This is the chart from the page linked above: [broken image placeholder]
(Ah, it worked in the editor, but it’s not visible in the view…)
If that is the case, then applying tone curves per channel may approximate human vision (and its hue shifts, which we perceive as natural) better than trying to preserve hue.
And then it may not be the root cause, as our LDR displays have probably no chance to drive the cones into saturation…
From what I see in your xmp It’s your drop in exposure from the default that minimizes the difference…if you set it to higher then you see it… I had left that at the default and others might be using even higher…
Ok, I can see that if I drive the exposure way too high, the petals start turning pink, but with no loss of detail. Maybe that’s why I didn’t set the exposure too high to start with. I had it at +0.152. 0.179 is what the Auto exposure picker chooses, wwhich is pretty close. At +0.179, they still look yellow.
It’s important to remember that many in this community are enthusiasts who enjoy picking apart the science, math and programming. It’s certainly not a requirement to go down the rabbit hole to use the software. Advice I always want to give, especially in some places like Reddit, is not to get too caught up in all the options and complexity offered by Darktable. It’s not a requirement to use and understand all options available.
I really enjoy the discussion, even though I can’t always contribute to the very technical stuff. But just picking up things here and there, I’ve learned a lot about colour science and image processing, which has also helped with the artistic side of my photography.
Yes I say the same thing, if you’re just starting pick a few of the more complex modules and just learn those (I usually recommend tone eq and color balancea rgb, i feel those are the most “bang for your buck” modules). You absolutely should not twiddle every knob in every module, that is a path to madness.
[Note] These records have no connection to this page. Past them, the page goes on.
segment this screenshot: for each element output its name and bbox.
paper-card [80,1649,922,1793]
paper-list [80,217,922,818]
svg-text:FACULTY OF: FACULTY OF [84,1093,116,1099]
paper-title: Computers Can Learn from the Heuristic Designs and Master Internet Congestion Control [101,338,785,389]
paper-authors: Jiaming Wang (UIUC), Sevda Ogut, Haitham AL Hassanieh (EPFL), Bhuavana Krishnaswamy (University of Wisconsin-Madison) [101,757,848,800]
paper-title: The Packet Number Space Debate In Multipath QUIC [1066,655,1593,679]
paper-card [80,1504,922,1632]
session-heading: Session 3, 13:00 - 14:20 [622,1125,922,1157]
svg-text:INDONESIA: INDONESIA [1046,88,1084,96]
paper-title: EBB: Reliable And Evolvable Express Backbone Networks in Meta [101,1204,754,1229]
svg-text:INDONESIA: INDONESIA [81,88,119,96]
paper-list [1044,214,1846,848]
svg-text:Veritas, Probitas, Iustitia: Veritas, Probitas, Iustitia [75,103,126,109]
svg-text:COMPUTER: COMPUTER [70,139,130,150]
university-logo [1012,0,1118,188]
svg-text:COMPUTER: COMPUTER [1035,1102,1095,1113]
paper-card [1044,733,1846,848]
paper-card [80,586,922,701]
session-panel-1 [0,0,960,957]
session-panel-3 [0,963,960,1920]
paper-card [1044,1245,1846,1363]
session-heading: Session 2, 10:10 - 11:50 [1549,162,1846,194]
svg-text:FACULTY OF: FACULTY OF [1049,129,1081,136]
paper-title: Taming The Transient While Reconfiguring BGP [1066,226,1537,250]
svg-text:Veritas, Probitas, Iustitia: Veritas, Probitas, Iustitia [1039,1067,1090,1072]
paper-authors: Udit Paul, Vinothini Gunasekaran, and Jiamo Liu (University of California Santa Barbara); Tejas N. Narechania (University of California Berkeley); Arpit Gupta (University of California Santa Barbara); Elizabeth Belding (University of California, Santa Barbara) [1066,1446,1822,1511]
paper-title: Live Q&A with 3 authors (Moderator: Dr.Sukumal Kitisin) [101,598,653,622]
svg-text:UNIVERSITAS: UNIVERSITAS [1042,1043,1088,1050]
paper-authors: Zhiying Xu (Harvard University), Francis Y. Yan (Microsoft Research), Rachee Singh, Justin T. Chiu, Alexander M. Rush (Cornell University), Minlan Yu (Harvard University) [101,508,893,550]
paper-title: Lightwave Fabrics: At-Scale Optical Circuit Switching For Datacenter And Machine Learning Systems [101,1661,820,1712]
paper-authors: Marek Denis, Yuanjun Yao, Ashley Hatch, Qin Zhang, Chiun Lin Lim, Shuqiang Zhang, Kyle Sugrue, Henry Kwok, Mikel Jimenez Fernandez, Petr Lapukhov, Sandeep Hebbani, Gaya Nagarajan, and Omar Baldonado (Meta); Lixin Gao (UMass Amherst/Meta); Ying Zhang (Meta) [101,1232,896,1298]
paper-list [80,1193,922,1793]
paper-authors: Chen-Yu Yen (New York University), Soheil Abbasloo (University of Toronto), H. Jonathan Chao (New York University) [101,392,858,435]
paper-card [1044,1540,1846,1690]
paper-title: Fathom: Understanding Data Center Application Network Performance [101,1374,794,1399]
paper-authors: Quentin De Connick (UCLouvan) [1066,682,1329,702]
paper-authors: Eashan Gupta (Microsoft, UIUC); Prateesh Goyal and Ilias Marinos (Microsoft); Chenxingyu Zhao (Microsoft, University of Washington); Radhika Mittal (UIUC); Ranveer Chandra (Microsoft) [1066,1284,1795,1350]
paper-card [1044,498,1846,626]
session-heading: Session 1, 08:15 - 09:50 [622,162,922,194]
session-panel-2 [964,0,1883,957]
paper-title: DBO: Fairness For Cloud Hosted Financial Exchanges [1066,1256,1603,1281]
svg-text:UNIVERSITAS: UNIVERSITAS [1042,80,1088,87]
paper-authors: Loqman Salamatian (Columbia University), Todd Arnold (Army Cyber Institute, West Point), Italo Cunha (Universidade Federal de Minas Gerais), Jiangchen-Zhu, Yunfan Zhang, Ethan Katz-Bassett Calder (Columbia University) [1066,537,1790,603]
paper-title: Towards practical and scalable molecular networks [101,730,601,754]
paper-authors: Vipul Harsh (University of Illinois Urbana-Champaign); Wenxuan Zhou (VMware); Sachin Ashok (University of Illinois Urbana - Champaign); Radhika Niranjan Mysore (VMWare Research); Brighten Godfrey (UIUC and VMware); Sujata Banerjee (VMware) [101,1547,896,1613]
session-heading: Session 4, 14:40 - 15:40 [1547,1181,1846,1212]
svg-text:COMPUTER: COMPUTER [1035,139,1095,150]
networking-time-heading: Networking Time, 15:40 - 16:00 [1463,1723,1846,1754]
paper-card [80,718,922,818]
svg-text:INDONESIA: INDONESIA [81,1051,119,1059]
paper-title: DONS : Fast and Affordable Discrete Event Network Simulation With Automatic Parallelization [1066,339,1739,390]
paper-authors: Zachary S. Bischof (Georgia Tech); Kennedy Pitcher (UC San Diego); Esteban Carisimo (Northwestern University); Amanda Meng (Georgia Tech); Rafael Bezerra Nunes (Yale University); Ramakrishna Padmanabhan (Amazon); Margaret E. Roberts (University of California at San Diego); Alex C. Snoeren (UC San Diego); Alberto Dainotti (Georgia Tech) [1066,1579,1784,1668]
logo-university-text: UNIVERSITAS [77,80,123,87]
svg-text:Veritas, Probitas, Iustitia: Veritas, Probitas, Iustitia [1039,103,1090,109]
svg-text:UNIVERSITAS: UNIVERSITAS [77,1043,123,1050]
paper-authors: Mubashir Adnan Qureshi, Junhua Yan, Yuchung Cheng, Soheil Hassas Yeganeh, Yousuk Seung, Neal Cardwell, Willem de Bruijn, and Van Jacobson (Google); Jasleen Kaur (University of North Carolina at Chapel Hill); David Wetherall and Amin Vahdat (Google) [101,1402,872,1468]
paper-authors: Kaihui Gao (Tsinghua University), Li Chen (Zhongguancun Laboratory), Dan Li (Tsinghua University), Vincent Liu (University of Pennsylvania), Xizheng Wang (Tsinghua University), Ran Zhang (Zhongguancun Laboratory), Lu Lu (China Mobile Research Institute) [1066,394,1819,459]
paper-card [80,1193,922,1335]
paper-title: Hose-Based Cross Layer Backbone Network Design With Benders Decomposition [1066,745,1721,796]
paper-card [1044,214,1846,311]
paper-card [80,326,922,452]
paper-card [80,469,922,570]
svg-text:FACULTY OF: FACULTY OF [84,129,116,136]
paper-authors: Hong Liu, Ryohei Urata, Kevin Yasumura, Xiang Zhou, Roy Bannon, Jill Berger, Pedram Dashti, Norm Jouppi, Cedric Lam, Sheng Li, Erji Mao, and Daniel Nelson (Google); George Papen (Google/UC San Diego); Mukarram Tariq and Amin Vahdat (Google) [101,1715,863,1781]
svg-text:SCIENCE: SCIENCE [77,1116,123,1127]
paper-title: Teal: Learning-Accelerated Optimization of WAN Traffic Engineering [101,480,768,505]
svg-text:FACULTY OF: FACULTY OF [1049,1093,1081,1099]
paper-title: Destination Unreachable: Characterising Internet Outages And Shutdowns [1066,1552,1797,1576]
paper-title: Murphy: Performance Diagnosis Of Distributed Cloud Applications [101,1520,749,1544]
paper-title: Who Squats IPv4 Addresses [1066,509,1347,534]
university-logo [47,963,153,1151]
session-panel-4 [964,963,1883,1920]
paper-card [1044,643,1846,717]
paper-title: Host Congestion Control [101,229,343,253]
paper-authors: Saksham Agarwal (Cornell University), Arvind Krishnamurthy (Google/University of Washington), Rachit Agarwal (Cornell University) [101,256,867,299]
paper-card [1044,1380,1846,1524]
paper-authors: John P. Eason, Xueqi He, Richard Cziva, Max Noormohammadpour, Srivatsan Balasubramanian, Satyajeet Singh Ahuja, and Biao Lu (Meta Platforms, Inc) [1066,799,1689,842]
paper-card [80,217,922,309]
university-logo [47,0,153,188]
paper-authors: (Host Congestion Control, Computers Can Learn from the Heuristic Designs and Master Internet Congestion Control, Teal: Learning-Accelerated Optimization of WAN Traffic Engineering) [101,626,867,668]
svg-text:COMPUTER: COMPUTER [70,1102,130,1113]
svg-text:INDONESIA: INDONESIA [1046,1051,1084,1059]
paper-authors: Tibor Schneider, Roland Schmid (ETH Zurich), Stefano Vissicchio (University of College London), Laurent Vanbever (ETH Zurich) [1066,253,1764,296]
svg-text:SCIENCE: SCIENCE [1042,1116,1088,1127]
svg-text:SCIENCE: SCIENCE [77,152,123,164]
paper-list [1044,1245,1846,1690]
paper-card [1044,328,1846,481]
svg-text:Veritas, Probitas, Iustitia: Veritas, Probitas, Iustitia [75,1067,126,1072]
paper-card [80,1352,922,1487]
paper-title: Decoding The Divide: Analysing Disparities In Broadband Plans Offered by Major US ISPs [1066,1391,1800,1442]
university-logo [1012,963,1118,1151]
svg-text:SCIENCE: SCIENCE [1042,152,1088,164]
Thing is, there are a few fundamental things that need to be done, and every thing else is just a variation on that theme:
black subtract: most sensors don’t record down to zero, so that bias has to be taken out.
white balance: there’s actually two reasons this is done: 1) adjust for the non-continuous (wavelength-wise) light energy of the scene, and 2) the unbalanced sensor sensitivity. I put it ahead of the next thing because some of the next thing’s algorithms require white-balanced data.
demosaic: turn the raw measurements into RGB for the eventual rendition
color conversion: the camera’s spectral response is so much greater than the color gamuts of rendition media we currently have available, display or print. This is the compression of the color gamut.
tone curve: this is where the image data is taken out of its scene-linear energy relationship and skewed so that it looks good on rendition media.
Everything else is a variation on these fundamental tasks.
My measure of orange is the Hue angle in the HSV color space. Yours was 31° and pure orange is 30°, so close. Many of the OP’s hues are more than yours, i.e. less orange and tending toward yellow.
The OP’s Hues extracted with Value set at a global 212/255.
I extracted the embedded JPEG. The JPEG has clipped reds and some bottomed blues which perhaps explains the remarkable variety of petal color appearances posted in this thread!